A Gates Foundation-backed NGO “became the project’s new funding source” in 2001, providing millions of dollars for clinical trials. It took nearly 30 years for the vaccine to materialise, but the VAP ultimately proved to be beneficial for the country. Bharat Biotech, of course, should be credited for manufacturing the prototype vaccine at scale, and at low cost.

But no amount of politicking around self-reliance can marginalise the significant contributions of the vaccine’s foreign collaborators, who poured their talent and resources into the Research and Development process.

Hasty approval

With the hasty approval of Bharat Biotech’s Covaxin by India’s drug controller on Sunday, despite lacking clinical trial data – some of the country’s top experts have questioned the regulator’s decision – the Indian government appears once again to be singing the siren song of atmanirbharta.

There is a lot to celebrate in the conditional approval granted the same day to the Serum Institute of India’s Covishield vaccine: developed in collaboration with Oxford and Astra Zeneca, its efficacy is atleast based on data from clinical trials in UK and Brazil. Covaxin’s approval is seemingly not. What is the need to skip a critical process of regulatory evaluation for safety and efficacy, merely to score a political point: namely, that India too has developed its “indigenous” Covid-19 vaccine?

In response to legitimate protests from opposition leaders on the bypassing of regulatory protocols, a Bharatiya Janata Party minister has already accused them of being “unhappy with Made in India vaccines”.

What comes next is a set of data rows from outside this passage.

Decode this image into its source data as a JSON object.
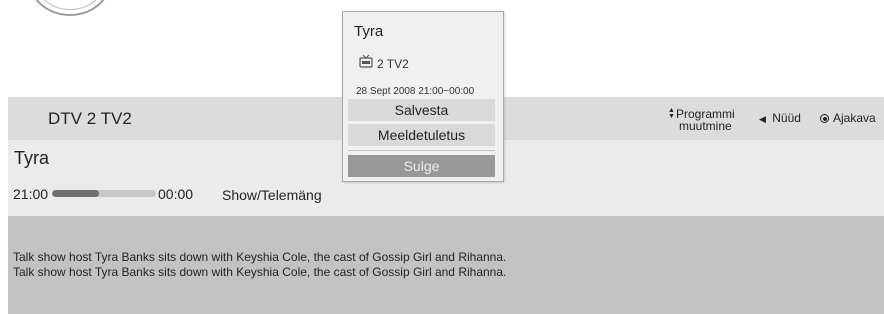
{
  "header": {
    "channel": "DTV 2  TV2",
    "controls": {
      "programme_label_line1": "Programmi",
      "programme_label_line2": "muutmine",
      "programme_icon": "up-down-arrows-icon",
      "now_label": "Nüüd",
      "now_icon": "left-triangle-icon",
      "schedule_label": "Ajakava",
      "schedule_icon": "radio-dot-icon"
    }
  },
  "programme": {
    "title": "Tyra",
    "start_time": "21:00",
    "end_time": "00:00",
    "progress": 0.45,
    "genre": "Show/Telemäng"
  },
  "description": {
    "line1": "Talk show host Tyra Banks sits down with Keyshia Cole, the cast of Gossip Girl and Rihanna.",
    "line2": "Talk show host Tyra Banks sits down with Keyshia Cole, the cast of Gossip Girl and Rihanna."
  },
  "popup": {
    "title": "Tyra",
    "channel_icon": "tv-icon",
    "channel": "2 TV2",
    "datetime": "28 Sept 2008 21:00~00:00",
    "buttons": {
      "save": "Salvesta",
      "reminder": "Meeldetuletus",
      "close": "Sulge"
    }
  },
  "colors": {
    "header_bg": "#dcdcdc",
    "info_bg": "#ebebeb",
    "description_bg": "#c3c3c3",
    "popup_bg": "#f0f0f0",
    "button_bg": "#d9d9d9",
    "close_button_bg": "#989898",
    "progress_fill": "#6e6e6e"
  }
}
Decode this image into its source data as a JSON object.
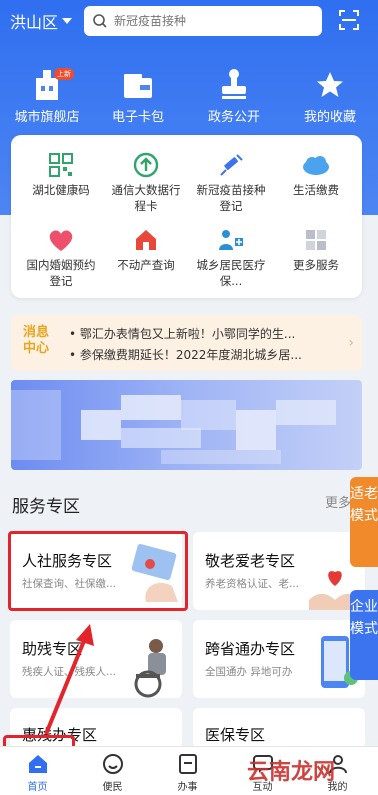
{
  "location": "洪山区",
  "search": {
    "placeholder": "新冠疫苗接种"
  },
  "quick": [
    {
      "label": "城市旗舰店",
      "badge": "上新",
      "icon": "building-icon"
    },
    {
      "label": "电子卡包",
      "icon": "card-wallet-icon"
    },
    {
      "label": "政务公开",
      "icon": "stamp-icon"
    },
    {
      "label": "我的收藏",
      "icon": "star-icon"
    }
  ],
  "services": [
    {
      "label": "湖北健康码",
      "icon": "qr-code-icon"
    },
    {
      "label": "通信大数据行程卡",
      "icon": "arrow-up-circle-icon"
    },
    {
      "label": "新冠疫苗接种登记",
      "icon": "syringe-icon"
    },
    {
      "label": "生活缴费",
      "icon": "cloud-icon"
    },
    {
      "label": "国内婚姻预约登记",
      "icon": "heart-icon"
    },
    {
      "label": "不动产查询",
      "icon": "house-icon"
    },
    {
      "label": "城乡居民医疗保...",
      "icon": "medical-person-icon"
    },
    {
      "label": "更多服务",
      "icon": "grid-icon"
    }
  ],
  "news": {
    "logo_top": "消息",
    "logo_bottom": "中心",
    "items": [
      "• 鄂汇办表情包又上新啦！小鄂同学的生...",
      "• 参保缴费期延长！2022年度湖北城乡居..."
    ]
  },
  "section": {
    "title": "服务专区",
    "more": "更多"
  },
  "tiles": [
    {
      "title": "人社服务专区",
      "sub": "社保查询、社保缴..."
    },
    {
      "title": "敬老爱老专区",
      "sub": "养老资格认证、老..."
    },
    {
      "title": "助残专区",
      "sub": "残疾人证、残疾人..."
    },
    {
      "title": "跨省通办专区",
      "sub": "全国通办  异地可办"
    },
    {
      "title": "惠残办专区",
      "sub": ""
    },
    {
      "title": "医保专区",
      "sub": ""
    }
  ],
  "side": {
    "elder": "适老模式",
    "enterprise": "企业模式"
  },
  "tabs": [
    {
      "label": "首页",
      "icon": "home-icon"
    },
    {
      "label": "便民",
      "icon": "smile-icon"
    },
    {
      "label": "办事",
      "icon": "document-icon"
    },
    {
      "label": "互动",
      "icon": "chat-icon"
    },
    {
      "label": "我的",
      "icon": "user-icon"
    }
  ],
  "watermark": "云南龙网",
  "colors": {
    "primary": "#2f6ff0",
    "highlight": "#e4242b",
    "side_orange": "#f08a2b",
    "side_blue": "#3c74f0"
  }
}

Prime Minister Narendra Modi should heed lessons from history. Governments before his have co-opted technology for narrow political ends, invariably leading ordinary Indians to become sceptical of its benefits for society. There is no bigger illustration of this problem than the blowback Rajiv Gandhi received against the VAP soon after its announcement.

If the VAP could still eke out some successes like the rotavirus vaccine despite political difficulties, one can only speculate what it would have looked like with popular backing.

Whether Covaxin is designated as a “back-up” vaccine or not, public trust in India’s imminent Covid-19 vaccination programme will suffer if it is not based on verifiable data. India’s government scientists should speak up and demand its review.

They can do no better than follow S Ramachandran’s words from 1987: “We are no longer looking at self-reliance to mean that everything we need we must be able to do ourselves; [it is more] the capacity to do something as the situation requires it.”

Atmanirbharta is good for politics, but in this case, it may quite literally be injurious to health.

Arun Mohan Sukumar is a PhD candidate at the Fletcher School, Tufts University. His first book, Midnight’s Machines: A Political History of Technology in India, was shortlisted for the New India Foundation’s 2020 Kamaladevi Chattopadhyay Book Prize.